The item below comes from the Ohio Department of Transportation. Thanks to Ron Wiech for passing it along to us.
In 2014 the Geauga Park District mowed down and plowed a three-acre area of meadow in Swine Creek Reservation which for several years had been used as a tagging area in the annual Monarch butterfly census. Evidently, the current Parks management didn’t think the endangered Monarch is important enough to preserve their habitat within the parks, whereas the Department of Transportation is now attempting to mobilize a statewide volunteer force to create new habitat wherever possible.
The Ohio Department of Transportation is asking for the public’s help with a new campaign to plant milkweed along state highways to support Ohio’s monarch butterfly population.
Between Sept. 1 and Oct. 30, people can help the Ohio Pollinator Habitat Initiative by gathering milkweed seed pods from established plants and dropping them off at collection stations around the state.
The seeds are to be planted along ODOT’s 19,000 miles of highway right-of-way statewide.
“Common milkweed is essential to the survival of monarch butterflies in Ohio,” Marci Lininger, a biologist with the U.S. Fish and Wildlife Service, said in a prepared ODOT statement.
“Ohio is a priority area for monarchs. Fourth-generation monarch butterflies hatch in Ohio in late summer, migrate north to Canada, and then come back through Ohio once more in order to fly to Mexico for the winter,” Ms. Lininger said. “This same generation is also responsible for starting the life cycle all over again in the spring, laying the following year’s first generation of monarchs.”
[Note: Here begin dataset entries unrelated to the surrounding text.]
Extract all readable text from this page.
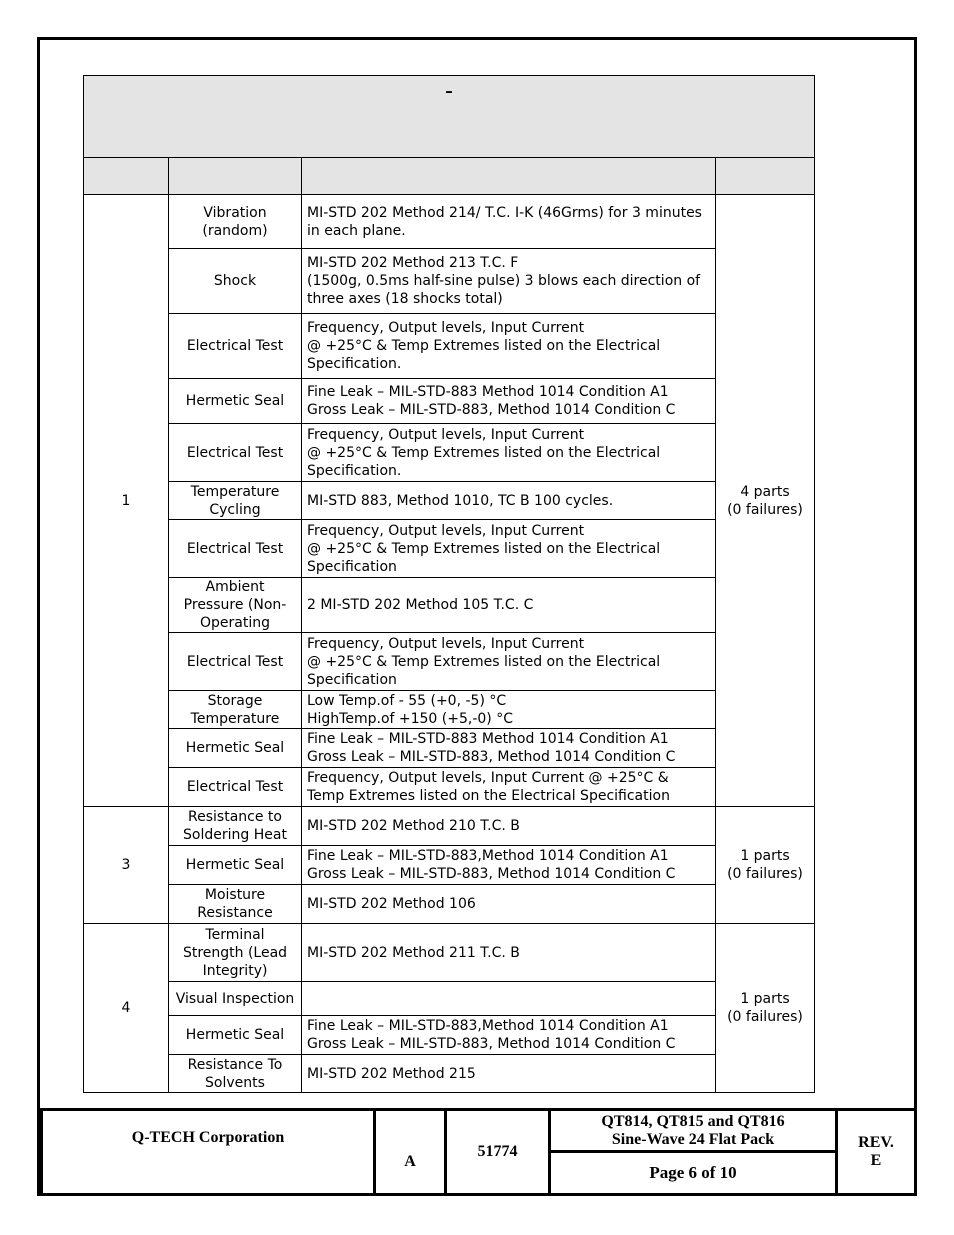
–			

1	Vibration (random)	MI-STD 202 Method 214/ T.C. I-K (46Grms) for 3 minutes in each plane.	4 parts
(0 failures)

	Shock	MI-STD 202 Method 213 T.C. F
(1500g, 0.5ms half-sine pulse) 3 blows each direction of three axes (18 shocks total)	

	Electrical Test	Frequency, Output levels, Input Current
@ +25°C & Temp Extremes listed on the Electrical Specification.	

	Hermetic Seal	Fine Leak – MIL-STD-883 Method 1014 Condition A1
Gross Leak – MIL-STD-883, Method 1014 Condition C	

	Electrical Test	Frequency, Output levels, Input Current
@ +25°C & Temp Extremes listed on the Electrical Specification.	

	Temperature Cycling	MI-STD 883, Method 1010, TC B 100 cycles.	
	Electrical Test	Frequency, Output levels, Input Current
@ +25°C & Temp Extremes listed on the Electrical Specification	

	Ambient Pressure (Non-Operating	2 MI-STD 202 Method 105 T.C. C	
	Electrical Test	Frequency, Output levels, Input Current
@ +25°C & Temp Extremes listed on the Electrical Specification	

	Storage Temperature	Low Temp.of - 55 (+0, -5) °C
HighTemp.of +150 (+5,-0) °C	

	Hermetic Seal	Fine Leak – MIL-STD-883 Method 1014 Condition A1
Gross Leak – MIL-STD-883, Method 1014 Condition C	

	Electrical Test	Frequency, Output levels, Input Current @ +25°C & Temp Extremes listed on the Electrical Specification	
3	Resistance to Soldering Heat	MI-STD 202 Method 210 T.C. B	1 parts
(0 failures)

	Hermetic Seal	Fine Leak – MIL-STD-883,Method 1014 Condition A1
Gross Leak – MIL-STD-883, Method 1014 Condition C	

	Moisture Resistance	MI-STD 202 Method 106	
4	Terminal Strength (Lead Integrity)	MI-STD 202 Method 211 T.C. B	1 parts
(0 failures)

	Visual Inspection		
	Hermetic Seal	Fine Leak – MIL-STD-883,Method 1014 Condition A1
Gross Leak – MIL-STD-883, Method 1014 Condition C	

	Resistance To Solvents	MI-STD 202 Method 215	
Q-TECH Corporation	A	51774	
QT814, QT815 and QT816
Sine-Wave 24 Flat Pack	REV.
E

Page 6 of 10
“Planting milkweed and other native wildflowers on our roadsides benefit the pollinators who in turn benefit agriculture,” ODOT Director Jerry Wray said. “They also beautify our highways and reduce mowing costs — a double bonus for Ohio taxpayers.”
The Ohio Pollinator Habitat Initiative was formed in response to a 2014 petition to list the monarch butterfly as federally endangered. It is an educational campaign to inform landowners, farmers, government agencies, and the general public of the importance of pollinators to human food supplies and the habitats they need to survive.
Milkweed seed pods ideally are picked when they are dry and gray or brown in color. If the center seam pops with gentle pressure, the pods are ready for picking.
Pods should be stored in paper bags or grocery sacks so they stay dry, then placed in a cool, dry area until they can be delivered to a collection station. Collection stations are located at Ohio Department of Agriculture Soil and Water Conservation District offices in most counties.
Harvesting pods does not affect milkweed plant populations in established areas, according to ODOT. People harvesting pods should wear clothing appropriate for outdoors and consider wearing disposable gloves while picking and handling the pods, according to the ODOT release.